The Witten equation and its virtual fundamental cycle

TL;DR

This paper develops a virtual fundamental cycle for solutions to Witten's nonlinear elliptic PDEs associated with singularities, linking it to classical Picard-Lefschetz theory and Gromov-Witten axioms.

Contribution

It introduces a perturbation method, constructs a virtual cycle, and establishes its properties, extending the theory to the original Witten equations.

Findings

Constructed a virtual cycle for the moduli space of solutions.

Analyzed wall-crossing phenomena and matched with Picard-Lefschetz theory.
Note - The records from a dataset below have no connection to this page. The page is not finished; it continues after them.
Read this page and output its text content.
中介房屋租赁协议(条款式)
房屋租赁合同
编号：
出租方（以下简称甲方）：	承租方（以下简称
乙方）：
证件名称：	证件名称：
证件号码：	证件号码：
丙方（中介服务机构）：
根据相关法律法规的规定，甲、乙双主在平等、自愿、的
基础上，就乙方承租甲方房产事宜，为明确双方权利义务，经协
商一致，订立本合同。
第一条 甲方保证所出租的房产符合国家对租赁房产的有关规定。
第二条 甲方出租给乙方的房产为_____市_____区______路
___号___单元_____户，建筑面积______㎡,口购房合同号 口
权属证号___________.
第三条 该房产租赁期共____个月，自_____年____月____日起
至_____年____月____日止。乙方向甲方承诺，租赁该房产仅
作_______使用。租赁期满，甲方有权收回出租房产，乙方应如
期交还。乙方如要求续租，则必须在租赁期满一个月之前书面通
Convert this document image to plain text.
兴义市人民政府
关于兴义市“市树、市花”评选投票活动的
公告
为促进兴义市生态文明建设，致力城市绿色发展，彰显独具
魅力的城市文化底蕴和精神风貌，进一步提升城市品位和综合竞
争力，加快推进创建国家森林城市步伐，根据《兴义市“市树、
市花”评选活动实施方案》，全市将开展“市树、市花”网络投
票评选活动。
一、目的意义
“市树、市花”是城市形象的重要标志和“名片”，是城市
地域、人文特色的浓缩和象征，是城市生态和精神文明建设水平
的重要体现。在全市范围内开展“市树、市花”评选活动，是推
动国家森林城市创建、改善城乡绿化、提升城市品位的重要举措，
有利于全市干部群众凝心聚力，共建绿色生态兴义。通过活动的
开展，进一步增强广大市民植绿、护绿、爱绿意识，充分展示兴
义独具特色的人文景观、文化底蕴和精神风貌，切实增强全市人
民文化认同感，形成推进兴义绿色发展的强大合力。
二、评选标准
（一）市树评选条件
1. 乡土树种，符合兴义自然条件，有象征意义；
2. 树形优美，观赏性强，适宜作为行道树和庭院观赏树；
Proved the virtual cycle satisfies Gromov-Witten-like axioms.

Abstract

We study a system of nonlinear elliptic PDEs associated with a quasi-homogeneous polynomial. These equations were proposed by Witten as the replacement for the Cauchy-Riemann equation in the singularity (Landau-Ginzburg) setting. We introduce a perturbation to the equation and construct a virtual cycle for the moduli space of its solutions. Then, we study the wall-crossing of the deformation of the virtual cycle under perturbation and match it to classical Picard-Lefschetz theory. An extended virtual cycle is obtained for the original equation. Finally, we prove that the extended virtual cycle satisfies a set of axioms similar to those of Gromov-Witten theory and r-spin theory.